Conditions for Carry Forward
- The company must file the income tax return within the due date under section 139(1).
- The return must declare the losses to claim carry forward.
- Losses cannot be carried forward if the return is filed late.
- Continuity of business is not necessary for all loss categories.
- Some losses require continuation of shareholding pattern as per section 79.
Set-Off Rules in Subsequent Years
- Business losses can be set off only against business income.
- Speculative losses can be set off only against speculative income.
- Short-term capital losses can be set off against both short-term and long-term capital gains.
- Long-term capital losses can only be set off against long-term capital gains.

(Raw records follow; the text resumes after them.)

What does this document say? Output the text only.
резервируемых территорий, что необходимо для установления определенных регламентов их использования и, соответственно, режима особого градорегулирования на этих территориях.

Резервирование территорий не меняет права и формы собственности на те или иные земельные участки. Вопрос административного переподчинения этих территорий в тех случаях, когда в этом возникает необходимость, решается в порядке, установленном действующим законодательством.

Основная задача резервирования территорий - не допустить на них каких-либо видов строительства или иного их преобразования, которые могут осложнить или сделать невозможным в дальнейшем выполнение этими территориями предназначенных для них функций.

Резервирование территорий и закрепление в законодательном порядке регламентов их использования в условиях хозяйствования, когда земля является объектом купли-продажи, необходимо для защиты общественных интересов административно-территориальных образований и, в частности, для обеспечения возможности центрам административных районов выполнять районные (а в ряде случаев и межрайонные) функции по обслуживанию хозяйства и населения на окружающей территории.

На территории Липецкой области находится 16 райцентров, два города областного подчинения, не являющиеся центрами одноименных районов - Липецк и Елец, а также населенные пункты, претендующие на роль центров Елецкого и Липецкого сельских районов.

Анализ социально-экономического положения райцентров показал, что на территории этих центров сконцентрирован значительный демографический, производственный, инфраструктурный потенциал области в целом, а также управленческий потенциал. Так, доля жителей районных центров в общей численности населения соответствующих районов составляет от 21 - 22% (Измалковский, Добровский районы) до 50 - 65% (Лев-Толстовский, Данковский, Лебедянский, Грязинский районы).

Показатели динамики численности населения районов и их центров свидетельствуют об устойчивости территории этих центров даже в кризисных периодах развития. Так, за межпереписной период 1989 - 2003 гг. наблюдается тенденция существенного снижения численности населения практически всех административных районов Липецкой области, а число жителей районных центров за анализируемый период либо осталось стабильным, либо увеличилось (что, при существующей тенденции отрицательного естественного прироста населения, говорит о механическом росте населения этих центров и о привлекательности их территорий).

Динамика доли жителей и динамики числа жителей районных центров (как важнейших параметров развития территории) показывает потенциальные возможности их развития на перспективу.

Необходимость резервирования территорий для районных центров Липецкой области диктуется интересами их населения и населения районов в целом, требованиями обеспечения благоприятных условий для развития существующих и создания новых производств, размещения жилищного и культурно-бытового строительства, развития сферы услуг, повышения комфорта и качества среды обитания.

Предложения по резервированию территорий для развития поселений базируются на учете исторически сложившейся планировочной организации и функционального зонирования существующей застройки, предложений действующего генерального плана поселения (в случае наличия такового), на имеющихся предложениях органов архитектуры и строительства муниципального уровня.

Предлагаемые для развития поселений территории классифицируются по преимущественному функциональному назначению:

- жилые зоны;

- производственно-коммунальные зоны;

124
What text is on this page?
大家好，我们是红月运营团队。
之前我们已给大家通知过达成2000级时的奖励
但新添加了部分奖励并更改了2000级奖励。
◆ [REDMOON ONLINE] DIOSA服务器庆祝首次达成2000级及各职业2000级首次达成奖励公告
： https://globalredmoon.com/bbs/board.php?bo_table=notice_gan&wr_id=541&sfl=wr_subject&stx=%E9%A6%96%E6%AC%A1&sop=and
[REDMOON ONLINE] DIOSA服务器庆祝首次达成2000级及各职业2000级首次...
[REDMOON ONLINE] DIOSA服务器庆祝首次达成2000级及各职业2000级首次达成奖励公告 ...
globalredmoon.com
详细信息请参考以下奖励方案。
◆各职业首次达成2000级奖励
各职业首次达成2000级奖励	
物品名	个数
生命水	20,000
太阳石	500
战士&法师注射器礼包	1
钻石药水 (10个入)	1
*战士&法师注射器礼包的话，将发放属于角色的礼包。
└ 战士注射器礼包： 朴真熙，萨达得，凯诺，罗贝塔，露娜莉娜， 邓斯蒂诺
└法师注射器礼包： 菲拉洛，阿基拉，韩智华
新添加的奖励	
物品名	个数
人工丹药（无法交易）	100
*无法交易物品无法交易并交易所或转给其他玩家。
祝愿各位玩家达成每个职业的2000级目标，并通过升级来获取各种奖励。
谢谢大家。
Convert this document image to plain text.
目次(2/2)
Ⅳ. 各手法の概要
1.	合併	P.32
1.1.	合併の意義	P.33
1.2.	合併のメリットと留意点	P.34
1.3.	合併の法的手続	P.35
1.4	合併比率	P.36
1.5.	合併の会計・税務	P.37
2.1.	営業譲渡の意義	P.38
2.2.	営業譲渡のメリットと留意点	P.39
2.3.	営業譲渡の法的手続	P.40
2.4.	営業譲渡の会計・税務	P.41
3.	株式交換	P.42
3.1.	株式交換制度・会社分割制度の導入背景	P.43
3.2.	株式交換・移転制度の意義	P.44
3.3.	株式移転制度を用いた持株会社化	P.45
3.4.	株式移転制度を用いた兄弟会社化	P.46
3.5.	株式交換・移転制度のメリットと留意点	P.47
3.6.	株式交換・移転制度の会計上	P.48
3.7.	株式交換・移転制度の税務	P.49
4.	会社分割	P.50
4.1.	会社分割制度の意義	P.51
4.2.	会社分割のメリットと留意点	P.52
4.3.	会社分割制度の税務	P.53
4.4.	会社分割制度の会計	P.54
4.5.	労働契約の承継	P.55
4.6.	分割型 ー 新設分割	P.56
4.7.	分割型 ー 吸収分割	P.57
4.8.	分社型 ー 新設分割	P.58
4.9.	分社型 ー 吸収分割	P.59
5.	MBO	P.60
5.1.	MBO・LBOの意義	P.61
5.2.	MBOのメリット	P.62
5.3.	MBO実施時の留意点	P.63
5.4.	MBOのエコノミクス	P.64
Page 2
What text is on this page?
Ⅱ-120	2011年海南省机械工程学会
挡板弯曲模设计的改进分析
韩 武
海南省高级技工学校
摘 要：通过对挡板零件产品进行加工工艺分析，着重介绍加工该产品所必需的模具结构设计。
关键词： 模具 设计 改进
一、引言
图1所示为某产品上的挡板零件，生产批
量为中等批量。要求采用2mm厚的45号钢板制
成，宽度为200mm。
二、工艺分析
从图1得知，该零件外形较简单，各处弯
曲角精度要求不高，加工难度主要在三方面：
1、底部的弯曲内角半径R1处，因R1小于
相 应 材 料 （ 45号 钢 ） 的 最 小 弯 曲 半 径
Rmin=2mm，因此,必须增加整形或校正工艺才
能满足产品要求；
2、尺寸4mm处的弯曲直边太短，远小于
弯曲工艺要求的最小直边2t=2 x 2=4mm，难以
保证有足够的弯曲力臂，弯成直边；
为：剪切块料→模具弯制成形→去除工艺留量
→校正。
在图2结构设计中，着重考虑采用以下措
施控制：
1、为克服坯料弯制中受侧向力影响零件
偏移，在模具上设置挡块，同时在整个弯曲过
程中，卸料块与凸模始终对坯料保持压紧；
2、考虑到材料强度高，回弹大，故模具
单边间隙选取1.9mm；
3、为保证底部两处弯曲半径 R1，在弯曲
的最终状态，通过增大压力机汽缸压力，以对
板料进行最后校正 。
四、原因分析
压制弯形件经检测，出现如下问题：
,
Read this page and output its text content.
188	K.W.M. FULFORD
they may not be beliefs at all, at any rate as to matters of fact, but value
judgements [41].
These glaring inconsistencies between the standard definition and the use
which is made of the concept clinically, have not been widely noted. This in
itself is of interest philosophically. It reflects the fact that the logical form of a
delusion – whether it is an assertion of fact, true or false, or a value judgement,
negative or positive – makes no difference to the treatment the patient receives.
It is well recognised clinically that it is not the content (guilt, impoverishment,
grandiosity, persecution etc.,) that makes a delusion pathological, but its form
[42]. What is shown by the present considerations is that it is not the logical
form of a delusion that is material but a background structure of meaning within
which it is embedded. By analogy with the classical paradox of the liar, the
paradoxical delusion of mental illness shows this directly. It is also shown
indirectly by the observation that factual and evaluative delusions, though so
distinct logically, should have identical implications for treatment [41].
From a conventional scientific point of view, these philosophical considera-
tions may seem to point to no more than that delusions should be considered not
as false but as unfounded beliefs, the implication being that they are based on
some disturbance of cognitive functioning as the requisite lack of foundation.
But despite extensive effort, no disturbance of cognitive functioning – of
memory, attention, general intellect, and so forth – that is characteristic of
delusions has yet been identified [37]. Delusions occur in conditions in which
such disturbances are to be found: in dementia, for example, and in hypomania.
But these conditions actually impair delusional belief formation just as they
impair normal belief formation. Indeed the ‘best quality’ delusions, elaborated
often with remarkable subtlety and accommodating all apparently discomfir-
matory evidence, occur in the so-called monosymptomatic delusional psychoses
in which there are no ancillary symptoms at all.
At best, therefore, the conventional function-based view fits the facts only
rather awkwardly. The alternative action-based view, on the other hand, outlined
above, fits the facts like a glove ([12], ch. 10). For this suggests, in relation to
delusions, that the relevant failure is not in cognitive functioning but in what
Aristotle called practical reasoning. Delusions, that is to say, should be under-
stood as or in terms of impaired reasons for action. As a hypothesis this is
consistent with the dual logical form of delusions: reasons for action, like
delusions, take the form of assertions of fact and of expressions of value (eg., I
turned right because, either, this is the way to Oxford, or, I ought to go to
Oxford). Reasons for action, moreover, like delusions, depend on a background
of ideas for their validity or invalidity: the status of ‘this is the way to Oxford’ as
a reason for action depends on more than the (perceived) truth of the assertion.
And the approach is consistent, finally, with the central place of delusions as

- Unabsorbed depreciation can be set off against any income except salary.
Time Limits for Carry Forward
- Business losses can be carried forward for up to 8 assessment years.
- Speculative business losses also have an 8-year carry forward limit.
- Capital losses can be carried forward for 8 years from the year of loss.
- Unabsorbed depreciation can be carried forward without any time limit.
- Losses beyond the permissible period lapse automatically.
Documentation and Compliance
- Maintain proper computation and assessment records of losses.
- Disclose carry forward amounts in income tax return forms.
- Confirm the eligible amount in Form ITR-6 schedule CFL and UD.
- Losses must be certified in the tax audit report, if applicable.
- Loss utilization should be tracked year-wise for compliance.